At the start of the month, to launch the restaurant proper, Ahmet persuaded his old boss, Mickael Viljanen of the two-Michelin-star Greenhouse in Dublin, to come down for a few days and put on a four-hands, 10-course, €250-a-plate fine-dining menu. They sold out both nights and had a waiting list.
"At first we were a bit slow, out of practice, after months away from that kind of service," says Ahmet. "But we soon got back into it."
We've asked to sit in the garden, and our luck is in because it's the first fine evening in weeks. We have it to ourselves - we are under cover and there's a chiminea burning fragrant wood to keep us warm - but the dining room inside is full.
There's a three-course, no-choice set menu. To begin, tranches of sourdough baguette with dips, one of red peppers and preserved lemon dusted with sumac, another of smoked albacore tuna from Sally Barnes' wonderful Woodcock Smokery nearby. And butter, glorious yellow butter, from Gloun Cross Dairy in Dunmanway.
An extra course - a skewer of barbecued lobster on a small cumin flatbread cooked over charcoal with wild watercress, preserved lemon and sumac - follows the tomatoes. You slide the meat off, wrap the bread around it and eat it with your fingers; it's messy and sublime.
Our main course is seven-week-aged Limousin striploin from Walsh's butchers in Skibbereen, which has its own farm and abattoir. Three slices, cooked on the barbecue, full of flavour, served with aubergine, mint, spiced shallots and slivers of radish for crunch.

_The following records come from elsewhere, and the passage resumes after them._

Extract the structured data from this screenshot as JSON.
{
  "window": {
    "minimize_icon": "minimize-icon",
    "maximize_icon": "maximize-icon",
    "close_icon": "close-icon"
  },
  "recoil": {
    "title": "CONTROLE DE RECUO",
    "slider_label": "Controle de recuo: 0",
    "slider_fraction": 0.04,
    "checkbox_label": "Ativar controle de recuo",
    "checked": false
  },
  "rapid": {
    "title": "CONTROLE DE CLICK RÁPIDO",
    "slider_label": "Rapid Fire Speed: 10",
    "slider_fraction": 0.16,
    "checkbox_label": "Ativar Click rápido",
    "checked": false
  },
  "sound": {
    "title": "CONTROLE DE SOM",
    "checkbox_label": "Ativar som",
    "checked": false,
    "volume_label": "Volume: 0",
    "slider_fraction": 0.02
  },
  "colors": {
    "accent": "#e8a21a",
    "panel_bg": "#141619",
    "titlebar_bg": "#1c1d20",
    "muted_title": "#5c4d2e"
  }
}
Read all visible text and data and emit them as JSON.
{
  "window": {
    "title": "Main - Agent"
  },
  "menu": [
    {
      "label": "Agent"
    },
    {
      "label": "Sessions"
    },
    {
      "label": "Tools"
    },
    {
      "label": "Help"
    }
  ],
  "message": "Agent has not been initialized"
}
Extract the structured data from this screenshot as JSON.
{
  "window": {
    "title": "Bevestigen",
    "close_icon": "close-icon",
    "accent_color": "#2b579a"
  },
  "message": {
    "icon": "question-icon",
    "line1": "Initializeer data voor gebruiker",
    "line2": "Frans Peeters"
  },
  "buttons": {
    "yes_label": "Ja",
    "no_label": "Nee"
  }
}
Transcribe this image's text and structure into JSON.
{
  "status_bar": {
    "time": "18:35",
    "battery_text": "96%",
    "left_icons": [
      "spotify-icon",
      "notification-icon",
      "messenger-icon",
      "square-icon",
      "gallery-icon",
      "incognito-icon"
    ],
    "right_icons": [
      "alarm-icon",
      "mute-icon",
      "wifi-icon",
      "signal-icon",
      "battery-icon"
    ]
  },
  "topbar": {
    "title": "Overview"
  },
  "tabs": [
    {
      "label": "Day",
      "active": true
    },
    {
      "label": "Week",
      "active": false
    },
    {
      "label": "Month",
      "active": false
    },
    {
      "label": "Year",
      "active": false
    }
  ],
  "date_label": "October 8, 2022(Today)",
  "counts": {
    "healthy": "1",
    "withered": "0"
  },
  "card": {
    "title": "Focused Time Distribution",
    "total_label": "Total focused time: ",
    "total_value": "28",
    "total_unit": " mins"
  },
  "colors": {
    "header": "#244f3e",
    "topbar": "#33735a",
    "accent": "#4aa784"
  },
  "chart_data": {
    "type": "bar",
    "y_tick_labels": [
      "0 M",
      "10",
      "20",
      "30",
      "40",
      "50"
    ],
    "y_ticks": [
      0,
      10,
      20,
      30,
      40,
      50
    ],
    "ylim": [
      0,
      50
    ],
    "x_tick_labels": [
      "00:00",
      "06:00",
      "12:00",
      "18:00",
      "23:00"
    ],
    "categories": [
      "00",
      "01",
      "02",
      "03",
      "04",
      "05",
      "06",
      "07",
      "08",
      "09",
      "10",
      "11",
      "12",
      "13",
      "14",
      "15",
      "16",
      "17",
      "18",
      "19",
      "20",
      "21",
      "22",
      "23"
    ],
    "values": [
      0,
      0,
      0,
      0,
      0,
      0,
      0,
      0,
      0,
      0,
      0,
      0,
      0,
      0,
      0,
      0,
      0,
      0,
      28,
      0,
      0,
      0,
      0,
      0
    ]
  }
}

Potatoes with cumin and paprika are cooked in rendered beef fat so luscious that we think it's butter.
To finish, there are Union Hall strawberries macerated in organic pomegranate and cranberry molasses, with Turkish mulberry ice-cream and a brown butter crisp. It's both beautiful to look at and perfectly balanced, barely sweet.
From a short list, we choose the Verónica Ortega Quite 2018, made from old Mencia vines in Castilla y León, an easy-drinking red that's full of fruit.
Whatever about what Dede may become in the future, Ahmet says that this year "is all about cooking nice food and making people happy". It's working.
The bill comes to €146 before service.
ON A BUDGET
There's a breakfast and lunch barbecue offering, plus a delicatessen and takeaway.
ON A BLOW-OUT
The three-course set dinner, which changes weekly, is priced at €50.
THE HIGH POINT
Ahmet Dede brings a Turkish sensibility to outstanding West Cork ingredients; the results are brilliant.
THE LOW POINT
We didn't have time to go back for lunch the next day to try the barbecue.